BACKSTAGE OF TAAKK CAPTURED BY ELSA GOUDENEGE

At Taakk, the magic is always in the details but for Spring/Summer 2026, it reached a whole new depth. The collection, titled “The Common Baseline of Art and the Ordinary,” explored the tension between functionality and artistic expression, once again proving that technical innovation doesn’t have to come at the expense of emotional impact.
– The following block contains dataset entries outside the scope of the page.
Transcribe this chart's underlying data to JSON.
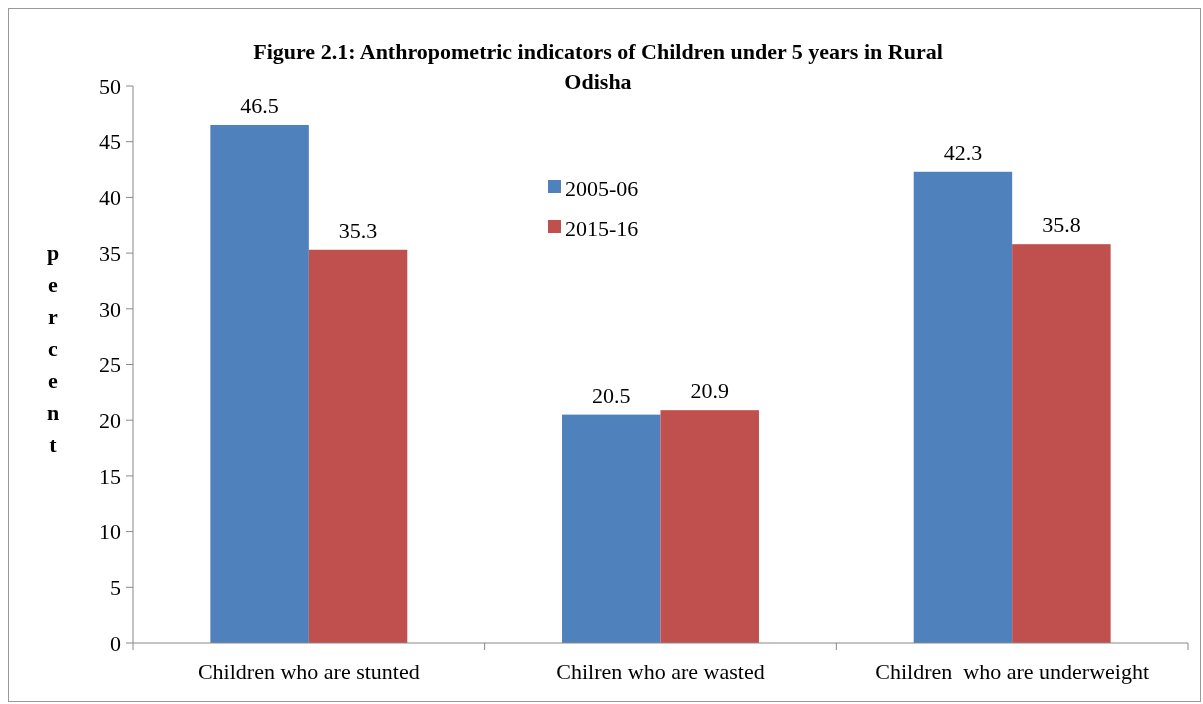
{
  "chart_data": {
    "type": "bar",
    "title": "Figure 2.1: Anthropometric indicators of Children under 5 years in Rural Odisha",
    "ylabel": "percent",
    "categories": [
      "Children who are stunted",
      "Chilren who are wasted",
      "Children  who are underweight"
    ],
    "series": [
      {
        "name": "2005-06",
        "color": "#4f81bd",
        "values": [
          46.5,
          20.5,
          42.3
        ]
      },
      {
        "name": "2015-16",
        "color": "#c0504d",
        "values": [
          35.3,
          20.9,
          35.8
        ]
      }
    ],
    "ylim": [
      0,
      50
    ],
    "yticks": [
      0,
      5,
      10,
      15,
      20,
      25,
      30,
      35,
      40,
      45,
      50
    ],
    "grid": false,
    "legend": "top",
    "data_labels": true
  }
}
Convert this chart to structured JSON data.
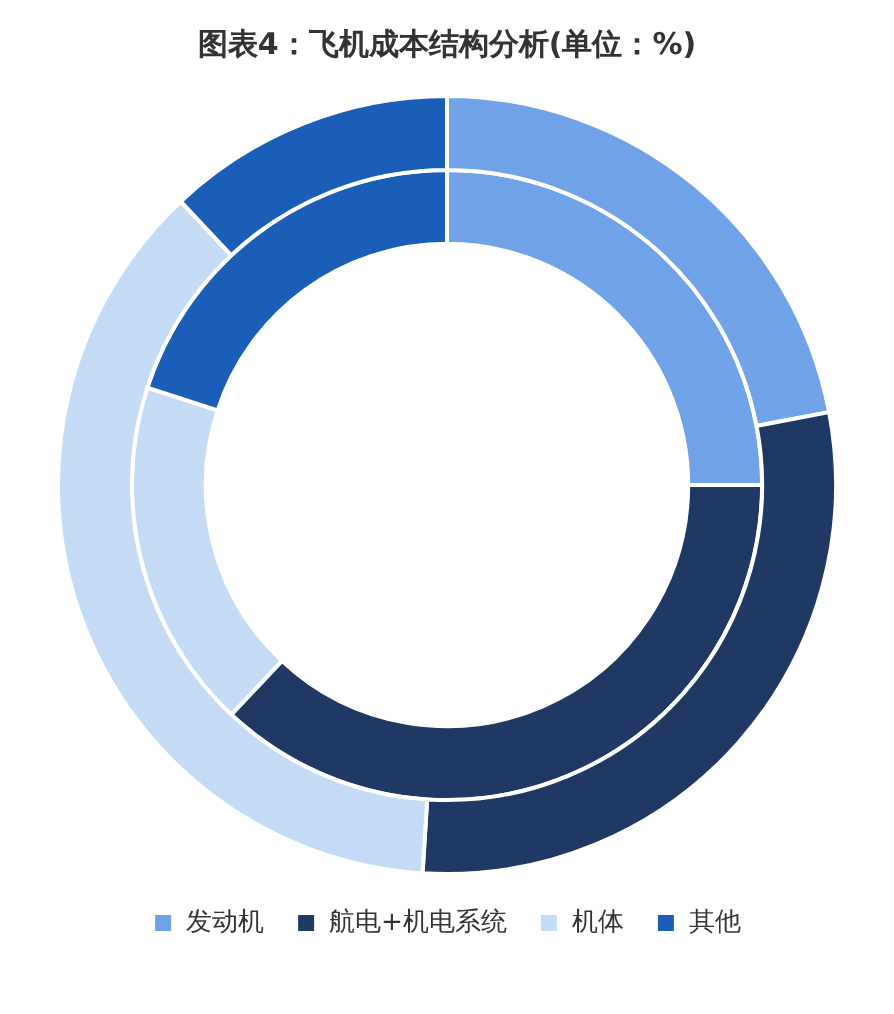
{
  "chart_data": {
    "type": "donut",
    "title": "图表4：飞机成本结构分析(单位：%)",
    "categories": [
      "发动机",
      "航电+机电系统",
      "机体",
      "其他"
    ],
    "colors": [
      "#6fa2e6",
      "#1f3864",
      "#c5dcf7",
      "#1b5eb8"
    ],
    "series": [
      {
        "values": [
          22,
          29,
          37,
          12
        ]
      },
      {
        "values": [
          25,
          37,
          18,
          20
        ]
      }
    ],
    "legend": "bottom"
  }
}
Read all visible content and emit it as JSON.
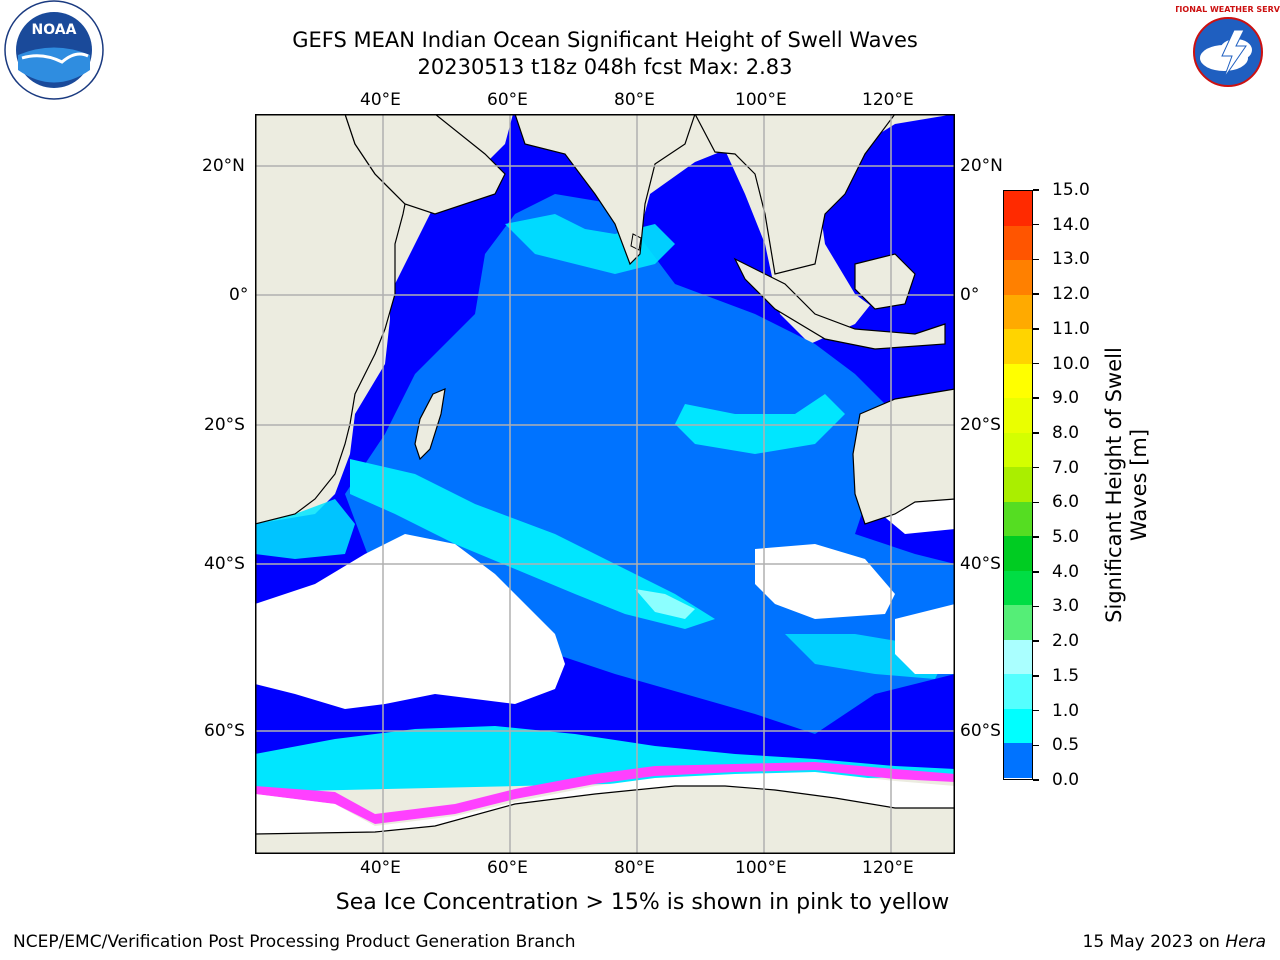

Designer Takuya Morikawa, known for his background at Issey Miyake and his meticulous approach to fabric development, took familiar wardrobe pieces like suits, shirts, jackets, and pushed their boundaries through fabrication. Gradient textiles evolved beyond colour shifts; instead, garments transformed in purpose and structure. One piece might start as crisp shirting and fade seamlessly into suiting fabric, blurring the line between categories in a way that felt surprisingly natural. Sculptural embroidery, another ongoing signature of the brand, was reimagined into something far more three-dimensional. It wasn’t just surface embellishment anymore. It created volume, tension, even architecture within the garment itself. The overall result was a collection that felt precise and elevated without ever tipping into over-designed

There’s this unspoken confidence to Taakk’s work. It doesn’t scream for attention, but it definitely captivates. Not because of spectacle, but because of thought. In the industry where many chase after extremes or viral moments, Morikawa offers a slower, more considered pace. A collection not built on shock, but on skill. And in that space between “art” and “ordinary,” Taakk continues to carve out something that feels genuinely new.